Shipwreck Potpourri - Bermuda

Author: Geri Murphy
Bermuda is a tropical Atlantic island surrounded by a labyrinth of coral reefs that rise up to the sea's surface. Upon those reefs lie the remains of more than 300 sunken ships, one of the world's largest collections of historic wrecks in shallow water. As a result, the island has become a magnet for vacationing divers who love the thrill of shipwreck exploration and enjoy maritime history.
Bermuda's waters are a veritable undersea museum. History comes alive as you swim among the steam boilers, ship's propellers, canons and other artifacts of bygone eras. Awaiting visitors are more than 35 diveable shipwrecks from a dozen countries that span four centuries of maritime history. These wrecks include everything from Civil War blockade-runners to French and British warships to an array of steamers and freighters.

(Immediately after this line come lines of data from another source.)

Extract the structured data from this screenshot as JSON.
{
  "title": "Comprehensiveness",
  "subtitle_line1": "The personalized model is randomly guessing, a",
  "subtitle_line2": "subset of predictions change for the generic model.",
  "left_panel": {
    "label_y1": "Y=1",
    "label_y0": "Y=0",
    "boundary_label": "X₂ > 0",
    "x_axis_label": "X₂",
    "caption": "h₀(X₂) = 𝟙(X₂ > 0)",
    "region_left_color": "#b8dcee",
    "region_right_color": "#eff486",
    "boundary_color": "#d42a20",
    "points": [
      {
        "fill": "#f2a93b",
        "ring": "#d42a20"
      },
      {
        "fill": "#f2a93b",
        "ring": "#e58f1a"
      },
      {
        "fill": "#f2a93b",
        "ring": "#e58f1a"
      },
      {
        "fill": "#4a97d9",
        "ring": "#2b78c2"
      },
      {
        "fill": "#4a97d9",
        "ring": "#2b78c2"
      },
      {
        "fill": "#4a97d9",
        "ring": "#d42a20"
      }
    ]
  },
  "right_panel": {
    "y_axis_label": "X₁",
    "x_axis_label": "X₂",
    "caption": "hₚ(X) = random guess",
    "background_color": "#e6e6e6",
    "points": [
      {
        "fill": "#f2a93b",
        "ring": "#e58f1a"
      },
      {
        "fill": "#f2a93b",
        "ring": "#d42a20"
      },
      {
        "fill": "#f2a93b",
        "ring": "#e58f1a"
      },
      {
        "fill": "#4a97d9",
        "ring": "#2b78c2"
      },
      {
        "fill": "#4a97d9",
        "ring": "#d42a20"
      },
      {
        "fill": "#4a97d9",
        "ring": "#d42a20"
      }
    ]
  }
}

Wind direction and sea swells can sometimes deny access to certain dive sites, but since Bermuda is completely encircled by wrecks, there is always a calm side where wreck diving is good.
When the wind blows from the northeast or northwest, Bermuda's dive boats head for the protected south shore, where the wrecks are very close to land and surface conditions remain relatively flat. Here divers will discover a trail of six sunken ships that offer an amazing variety of wreck experiences.
The South Shore Six
One of Bermuda's most mysterious shipwrecks is the Mary Celestia, a Confederate blockade-runner that operated under multiple identities to confuse Union spies. Today, this 225-foot ship lies in 55 feet of water with one of her paddlewheel frames standing upright like a miniature ferris wheel.
The Minnie Breslauer was one of the unluckiest ships to sink in Bermuda waters. This 300-foot, steel-hulled English steamer was on her maiden voyage between Portugal and New York with a cargo of wine, dried fruit and bales of cork when she hit a reef. An attempt to back the ship off the reef resulted in its sinking. The wreck sits one mile off the south shore in depths ranging from 25 to 70 feet.
The Hermes is considered Bermuda's most popular wreck dive because she is fully intact, sitting upright on the bottom in 80 feet of crystal-clear water. She is the perfect picture of a classic shipwreck. Originally designed as a buoy tender, this 165-foot, steel-hulled vessel eventually was abandoned at a Bermuda dock before being scuttled as an artificial reef.
One of Bermuda's oldest wrecks still visited by divers is the three-masted, square-rigged Virginia Merchant. Used by the Virginia Company of England as a commercial cargo vessel, she carried colonists to the New World and returned with valuable cargoes of tobacco. While attempting to round the western end of Bermuda, the tiny sailing ship was struck by a severe storm and driven onto the reef. Today, the ship's ballast stones can be found on the sand bottom at 40 feet, 250 yards off Whale Bay, surrounded by beautiful coral archways and crevices loaded with reef fish.
The King was an old U.S. Navy tugboat that was brought to Bermuda and converted into a treasure salvage vessel. Built in 1941, the little tug measured 55 feet in length with a 13-foot beam. She was never used for salvage but instead converted into a dive boat. In 1984, the King was donated by a local salvage diver as an artificial reef and was intentionally sunk by South Side Scuba. She now rests in 65 feet of water, fully intact, tilted to her starboard side, with her bow pointing upward.
In 1915, the English steamer Pollockshields ran up on the reef while carrying a cargo of World War I ammunition. The wreck lies in shallow water and is now a jumble of steel plates, beams and ribs.
The south shore six are just a sample of Bermuda's wreck heritage. Accessing these and other wrecks depends on the direction and strength of the wind and ocean swells. Bermuda's dive operators are experts at reading the local weather and will always take their customers to the wrecks where conditions are best that day.
Bermuda also offers superb reef diving with exceptionally healthy coral reefs, coral grottos, tunnels, archways and caves. The reefs and wrecks are populated with reef fish and marine life varieties seen in the Caribbean, plus some indigenous to Bermuda.